Albert McKnight’s kitchen spy-story,
Conley’s ever-shifting basement tale.

Selig kitchen (Exhibits 62–63)

From the back porch: zero mirror.
Standing in the doorway: mirror still invisible.
Only by stepping inside does one inch of mirror appear—no table, no chairs, no seated man.
Adams: “A slight tilt of the mirror would be required to see anything.”
Result: Albert could not have watched Frank refuse dinner, pace, or leave after ten minutes. Impossible.

Factory tour (Exhibits 64–86)

Safe-door views: Frank’s inner-office desk, telephone, and windows vanish behind the safe—no one outside could see him working.
Basement: exact spot where Conley claimed he “found” the body; cotton-sack closet; elevator shaft rubbish; back-door exit.
Metal-room doors: glass panels, no working lock—anyone could see straight through.
Lathe & chipped floor: exact locations of alleged blood and hair.
Elevator box & wheels: noise path proven inaudible from fourth floor.
Third-to-second-floor sight-line: a man walking from metal room to elevator is plainly visible—contradicting Conley’s “nobody saw me” claim.

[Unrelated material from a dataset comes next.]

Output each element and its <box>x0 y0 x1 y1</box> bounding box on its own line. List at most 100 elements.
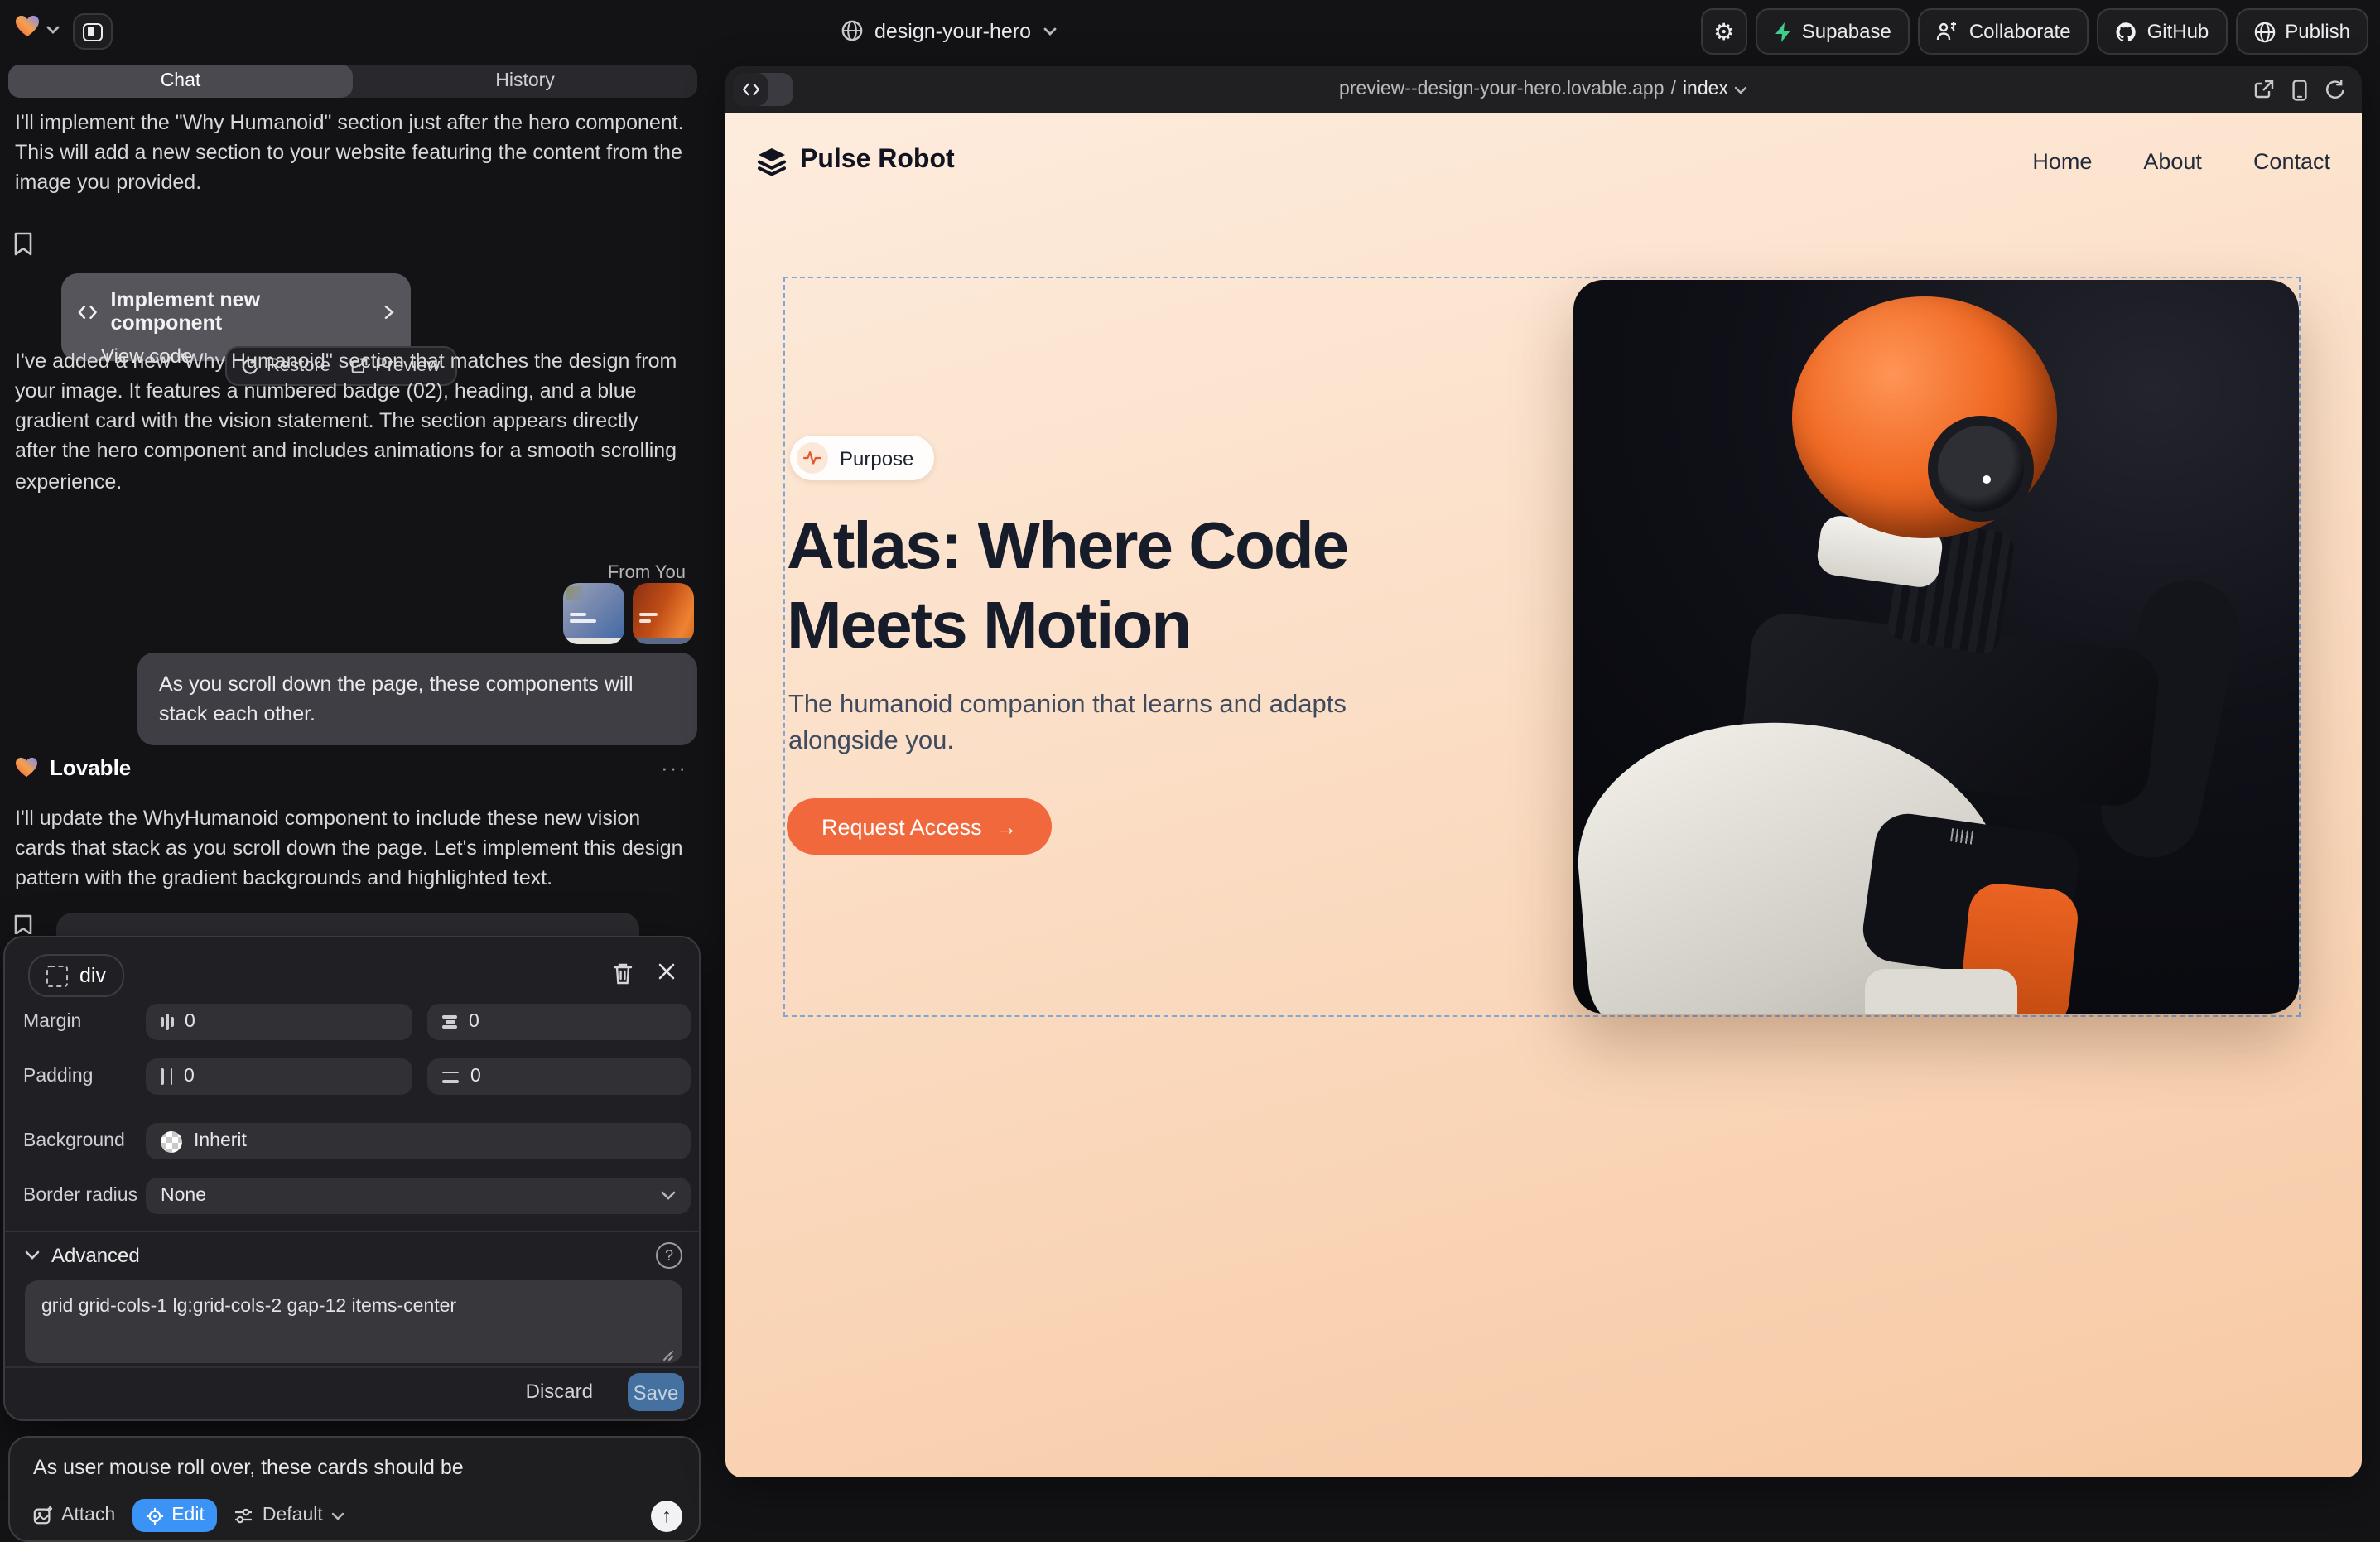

On cross-examination, Adams stood firm:

Mirror tilt was never present on April 26.
All 86 photos were taken one month ago under identical lighting and angles.

Adams handed the jury a pocket-sized crime scene. Jurors could hold the factory in their hands, walk every footstep, and see for themselves that:

Albert lied,
Conley’s route was lit like daylight,
Frank’s office was a fishbowl.

The State’s verbal house of cards collapsed under 20 years of photographic truth.